I suspect that if Rust continues forward with this approach it will basically end up as the code where someone goes to read the actual semantics to determine what the C code should do.
That will also put it on the unfortunate position of being the place that breaks every time somebody adds a bug to the C code.
Anyway, given the cultures involved, it's probably inevitable.
Does rust have or need the equivalent of std::memory_order_consume? Famously this was deemed unimplementable in C++.
But the article says that the suggestion is to convert them to relaxed loads. Is the expectation to YOLO it and hope that the compiler doesn't break control and data dependencies?
edit: and those rules where so complex that compilers decided where not implementable or not worth it.
It is nasty, but it's very similar to how Linux does it (volatile read + __asm__("") compiler barrier).
In a TSO architecture like x86 or SPARC, every "regular" memory load/store is effectively a release/acquire by default. Using release/consume or relaxed provides no extra speedup on these architectures. In weak memory models, you need to add in acquire barriers to get release/acquire architectures. But also, most weak memory models have a basic rule that a data-dependent load has an implicit ordering dependency on the values that computed it (most notably, loading *p has an implicit dependency on p).
The goal of release/consume is to be able to avoid having an acquire fence if you have only those dependencies--to promote a hardware data dependency semantic rule to a language-level semantic rule. For Alpha's ultra-weak model, you still need the acquire fence in this mode, it doesn't help Alpha one whit. Unfortunately, for various reasons, no one has been able to work out a language-level semantics for consume that compilers are willing to implement (preserving data dependencies through optimizations is a lot more difficult than it appears), so all compilers have remapped consume to acquire, making it useless.

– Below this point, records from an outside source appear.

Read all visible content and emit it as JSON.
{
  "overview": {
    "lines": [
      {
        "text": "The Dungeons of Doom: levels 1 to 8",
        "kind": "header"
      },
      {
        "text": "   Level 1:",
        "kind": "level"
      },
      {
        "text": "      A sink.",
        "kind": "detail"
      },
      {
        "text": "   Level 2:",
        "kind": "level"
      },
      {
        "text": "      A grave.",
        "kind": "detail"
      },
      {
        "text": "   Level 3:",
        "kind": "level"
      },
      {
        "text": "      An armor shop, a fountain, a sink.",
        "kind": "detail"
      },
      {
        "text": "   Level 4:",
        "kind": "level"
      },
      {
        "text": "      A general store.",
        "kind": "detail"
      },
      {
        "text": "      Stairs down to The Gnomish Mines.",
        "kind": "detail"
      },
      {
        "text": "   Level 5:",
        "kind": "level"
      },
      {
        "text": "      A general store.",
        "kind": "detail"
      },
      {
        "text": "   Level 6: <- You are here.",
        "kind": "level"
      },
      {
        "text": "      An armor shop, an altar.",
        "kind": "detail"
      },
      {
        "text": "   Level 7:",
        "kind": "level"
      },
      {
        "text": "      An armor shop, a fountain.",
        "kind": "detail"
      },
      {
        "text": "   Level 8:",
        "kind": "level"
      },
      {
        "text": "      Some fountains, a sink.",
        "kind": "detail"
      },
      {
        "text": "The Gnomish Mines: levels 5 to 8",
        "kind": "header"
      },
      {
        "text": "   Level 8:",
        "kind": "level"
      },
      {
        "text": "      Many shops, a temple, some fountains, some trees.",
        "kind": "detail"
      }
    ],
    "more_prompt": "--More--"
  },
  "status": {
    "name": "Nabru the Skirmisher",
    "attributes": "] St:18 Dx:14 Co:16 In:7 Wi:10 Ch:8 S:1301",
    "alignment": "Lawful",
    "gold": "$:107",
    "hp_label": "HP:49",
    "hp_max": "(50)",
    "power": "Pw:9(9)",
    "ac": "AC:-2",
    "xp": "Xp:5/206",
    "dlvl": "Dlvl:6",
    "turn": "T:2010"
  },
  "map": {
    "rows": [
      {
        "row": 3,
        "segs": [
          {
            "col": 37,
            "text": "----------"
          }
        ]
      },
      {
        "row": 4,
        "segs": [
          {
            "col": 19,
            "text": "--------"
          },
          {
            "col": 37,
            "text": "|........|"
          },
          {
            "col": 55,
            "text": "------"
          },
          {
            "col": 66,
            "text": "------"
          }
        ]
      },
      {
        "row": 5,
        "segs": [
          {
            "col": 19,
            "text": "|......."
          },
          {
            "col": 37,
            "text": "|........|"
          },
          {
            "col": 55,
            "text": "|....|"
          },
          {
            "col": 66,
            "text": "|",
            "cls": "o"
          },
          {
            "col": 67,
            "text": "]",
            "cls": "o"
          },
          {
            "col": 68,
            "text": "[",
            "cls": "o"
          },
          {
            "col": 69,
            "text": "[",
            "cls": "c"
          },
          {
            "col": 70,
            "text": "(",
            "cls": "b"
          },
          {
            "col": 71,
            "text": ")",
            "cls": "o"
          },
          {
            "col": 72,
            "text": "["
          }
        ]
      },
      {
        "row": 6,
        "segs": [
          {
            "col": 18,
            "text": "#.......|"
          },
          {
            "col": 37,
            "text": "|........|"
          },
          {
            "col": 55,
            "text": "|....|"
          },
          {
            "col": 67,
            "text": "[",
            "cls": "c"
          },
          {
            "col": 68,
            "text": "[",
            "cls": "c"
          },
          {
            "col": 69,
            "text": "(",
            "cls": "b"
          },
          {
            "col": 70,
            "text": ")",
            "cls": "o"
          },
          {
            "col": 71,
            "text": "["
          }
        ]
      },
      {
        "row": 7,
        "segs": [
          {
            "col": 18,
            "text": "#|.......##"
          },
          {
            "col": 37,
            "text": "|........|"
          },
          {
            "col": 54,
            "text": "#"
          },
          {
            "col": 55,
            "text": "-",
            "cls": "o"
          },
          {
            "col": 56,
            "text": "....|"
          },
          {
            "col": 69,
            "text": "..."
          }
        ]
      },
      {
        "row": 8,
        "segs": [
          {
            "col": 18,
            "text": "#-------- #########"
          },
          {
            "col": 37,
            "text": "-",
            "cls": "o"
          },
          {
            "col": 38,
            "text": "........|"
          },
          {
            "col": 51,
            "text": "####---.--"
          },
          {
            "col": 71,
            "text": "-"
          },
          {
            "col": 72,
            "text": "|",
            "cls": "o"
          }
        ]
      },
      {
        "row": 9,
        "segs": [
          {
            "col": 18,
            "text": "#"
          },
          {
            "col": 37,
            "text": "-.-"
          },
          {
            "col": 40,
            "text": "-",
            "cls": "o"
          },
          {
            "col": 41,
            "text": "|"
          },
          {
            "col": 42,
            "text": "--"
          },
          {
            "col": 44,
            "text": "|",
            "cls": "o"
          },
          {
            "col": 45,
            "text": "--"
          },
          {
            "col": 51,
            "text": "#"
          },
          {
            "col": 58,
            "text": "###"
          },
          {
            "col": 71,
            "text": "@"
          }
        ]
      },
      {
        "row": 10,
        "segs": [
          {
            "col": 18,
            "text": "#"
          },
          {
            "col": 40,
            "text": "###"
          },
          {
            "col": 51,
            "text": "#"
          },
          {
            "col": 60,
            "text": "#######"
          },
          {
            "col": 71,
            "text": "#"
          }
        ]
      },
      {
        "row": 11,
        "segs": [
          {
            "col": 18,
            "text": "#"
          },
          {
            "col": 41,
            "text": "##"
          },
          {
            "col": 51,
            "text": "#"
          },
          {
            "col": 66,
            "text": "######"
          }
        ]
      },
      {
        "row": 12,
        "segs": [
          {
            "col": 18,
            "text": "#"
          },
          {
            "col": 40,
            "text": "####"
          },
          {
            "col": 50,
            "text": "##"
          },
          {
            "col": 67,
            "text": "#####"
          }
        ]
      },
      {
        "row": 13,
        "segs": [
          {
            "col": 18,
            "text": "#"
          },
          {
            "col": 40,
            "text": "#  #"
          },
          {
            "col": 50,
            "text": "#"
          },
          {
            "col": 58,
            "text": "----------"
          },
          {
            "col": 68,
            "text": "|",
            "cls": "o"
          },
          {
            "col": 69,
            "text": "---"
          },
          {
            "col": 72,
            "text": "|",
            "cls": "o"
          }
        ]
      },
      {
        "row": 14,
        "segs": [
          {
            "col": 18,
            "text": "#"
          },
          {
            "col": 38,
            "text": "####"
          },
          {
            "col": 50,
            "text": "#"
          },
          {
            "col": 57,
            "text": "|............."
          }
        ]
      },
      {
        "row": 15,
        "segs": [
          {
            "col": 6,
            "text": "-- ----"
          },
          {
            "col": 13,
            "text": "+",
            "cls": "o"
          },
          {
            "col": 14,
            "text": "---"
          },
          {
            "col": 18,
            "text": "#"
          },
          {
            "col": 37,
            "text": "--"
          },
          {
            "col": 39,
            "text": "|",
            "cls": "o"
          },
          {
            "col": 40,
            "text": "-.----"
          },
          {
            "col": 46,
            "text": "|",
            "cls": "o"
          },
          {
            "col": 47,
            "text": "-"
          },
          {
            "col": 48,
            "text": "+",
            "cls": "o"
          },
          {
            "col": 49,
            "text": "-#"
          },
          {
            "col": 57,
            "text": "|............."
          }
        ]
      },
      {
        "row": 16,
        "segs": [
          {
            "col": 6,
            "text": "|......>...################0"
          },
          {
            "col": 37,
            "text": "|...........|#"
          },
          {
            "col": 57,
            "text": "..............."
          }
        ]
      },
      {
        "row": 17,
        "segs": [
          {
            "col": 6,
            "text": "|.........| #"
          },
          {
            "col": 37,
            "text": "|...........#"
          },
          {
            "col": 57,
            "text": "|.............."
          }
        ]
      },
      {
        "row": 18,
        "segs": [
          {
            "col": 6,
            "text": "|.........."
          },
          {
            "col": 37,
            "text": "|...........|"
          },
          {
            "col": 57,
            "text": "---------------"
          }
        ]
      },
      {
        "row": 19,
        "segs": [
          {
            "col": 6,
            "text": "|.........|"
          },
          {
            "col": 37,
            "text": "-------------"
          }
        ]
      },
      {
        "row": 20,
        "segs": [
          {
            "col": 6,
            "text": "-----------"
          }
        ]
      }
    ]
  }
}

The only place where consume matters is on relaxed but not too relaxed architectures like ARM and POWER, where consume relies on the implicit #LoadLoad of controls and data dependencies.
Not knowing anything about development of the kernel, does this kind of thing create a two tier Linux development experience?

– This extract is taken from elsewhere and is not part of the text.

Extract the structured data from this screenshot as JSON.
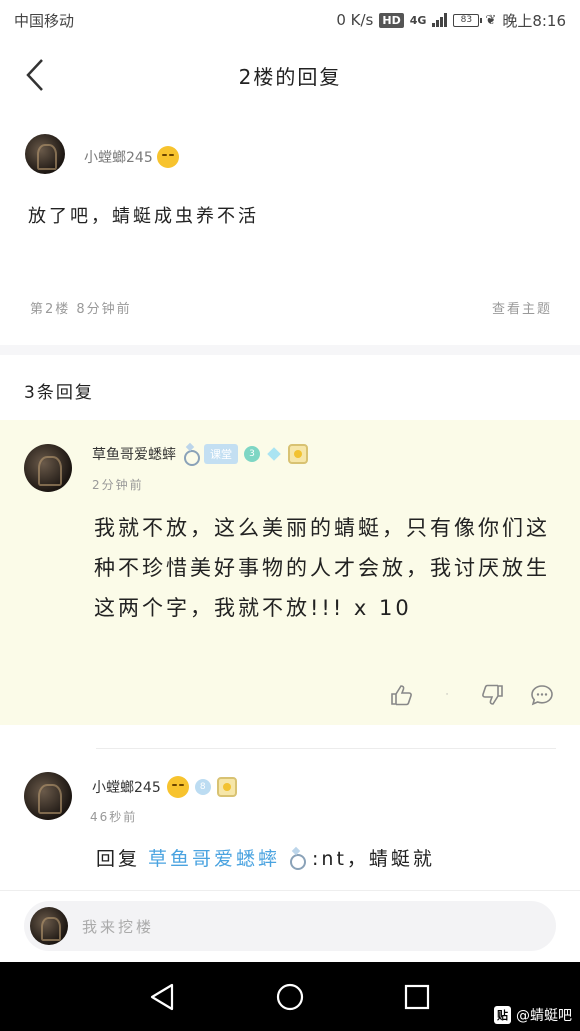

edit to add: and I'm not talking about compilation failures so much as design problems. when the meaning of a value is overloaded, or when there's a "you must do Y after X and never before" and then you can't write equivalent code in all cases, and so on. "but what does this mean?" becomes the question to answer.
Read_once and Write_once convey that there's more nuance than that, and tries to convey the nuance.